Municipal Yields Moved Higher Across the Curve
US municipal yields moved higher across the curve. Municipal fund flows decelerated but remained positive. AAA municipal yields moved 21-28 bps higher across the curve. Municipals underperformed Treasuries and ratios spiked from record lows to more normal levels. The Bloomberg Barclays Municipal Index returned -1.20%, while the HY Muni Index returned -1.24%. This week we examine the restructuring agreement reached in Puerto Rico.
Fund Inflows Slow, but Remain Positive Despite the Rate Selloff
Fund Flows: During the week ending February 24, municipal mutual funds recorded a 16th consecutive week of net inflows, totaling $38 million, down from $2.0 billion the prior week, according to Lipper. Long-term funds recorded $238 million of outflows, high-yield funds recorded $330 million of outflows and intermediate funds recorded $224 million of inflows. Year-to-date (YTD) net inflows stand at $26 billion.
Supply: The muni market recorded $10.3 billion of new-issue volume during the week, up 63% week-over-week (WoW). New issuance YTD of $60 billion was down 15% year-over-year. This week’s new-issue calendar is expected to decline to $8.2 billion (-20% WoW). The largest deals include $1.4 billion New York City general obligation (GO) and $727 million Bay Area Toll Authority transactions.
This Week in Munis: Puerto Rico Reaches a Tentative Deal
Last week, Puerto Rico reached a tentative deal with bondholders to reduce $18.8 billion of outstanding GO-backed debt liabilities. The deal would provide outstanding GO debtholders with $7 billion in cash and $7.4 billion in new GO debt that matures from 2022 to 2046. The deal also provides bondholders with a contingent interest on the island’s sales and uses tax should collections exceed certain thresholds.
Combined with the previously consummated COFINA creditor agreement, the restructuring will allow Puerto Rico to move forward with a debt structure that is significantly lower than its pre-petition position. The restructuring will also enable Puerto Rico to emerge from bankruptcy with a debt burden that is lower than the average of the top-10 most indebted states—greatly enhancing the prospect for future economic stability. Tax-supported debt service as percentage of revenues will drop from 28.1% to 7.6%.
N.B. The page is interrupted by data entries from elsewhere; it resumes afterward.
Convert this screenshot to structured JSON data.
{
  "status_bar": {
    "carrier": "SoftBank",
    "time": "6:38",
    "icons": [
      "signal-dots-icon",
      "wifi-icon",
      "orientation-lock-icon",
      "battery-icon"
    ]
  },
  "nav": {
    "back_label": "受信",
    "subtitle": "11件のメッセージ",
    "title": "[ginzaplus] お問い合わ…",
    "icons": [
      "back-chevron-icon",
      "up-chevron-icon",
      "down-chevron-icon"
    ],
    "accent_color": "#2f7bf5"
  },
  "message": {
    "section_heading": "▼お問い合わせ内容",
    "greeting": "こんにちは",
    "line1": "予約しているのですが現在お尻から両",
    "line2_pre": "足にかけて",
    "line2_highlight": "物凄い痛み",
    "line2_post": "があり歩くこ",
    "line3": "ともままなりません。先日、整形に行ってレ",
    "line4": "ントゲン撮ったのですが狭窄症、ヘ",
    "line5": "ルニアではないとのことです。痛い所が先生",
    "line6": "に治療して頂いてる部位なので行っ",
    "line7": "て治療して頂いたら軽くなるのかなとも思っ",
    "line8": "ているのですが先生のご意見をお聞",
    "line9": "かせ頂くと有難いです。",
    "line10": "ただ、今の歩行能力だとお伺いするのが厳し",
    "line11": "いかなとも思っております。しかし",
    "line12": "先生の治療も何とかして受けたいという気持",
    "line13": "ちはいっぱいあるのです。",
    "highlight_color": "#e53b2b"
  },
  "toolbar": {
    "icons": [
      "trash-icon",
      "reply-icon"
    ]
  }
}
The market reacted favorably as the bellwether 8.0% coupon bond issued in 2014 traded up from $74.00 to $77.75 on the news. Other parts of the Puerto Rico capital structure, including the sales-tax COFINA and the PREPA electric utility liens, also reacted favorably to the news that would bring more clarity to the island’s path forward.
The agreement is an important step in the completion of the island’s debt restructuring process, which has lasted nearly four years and resulted in hundreds of millions of dollars in legal fees. We believe that last week’s solution would provide the Puerto Rican economy much needed debt relief, while allowing the island’s residents and its bondholders to benefit from better future economic prospects.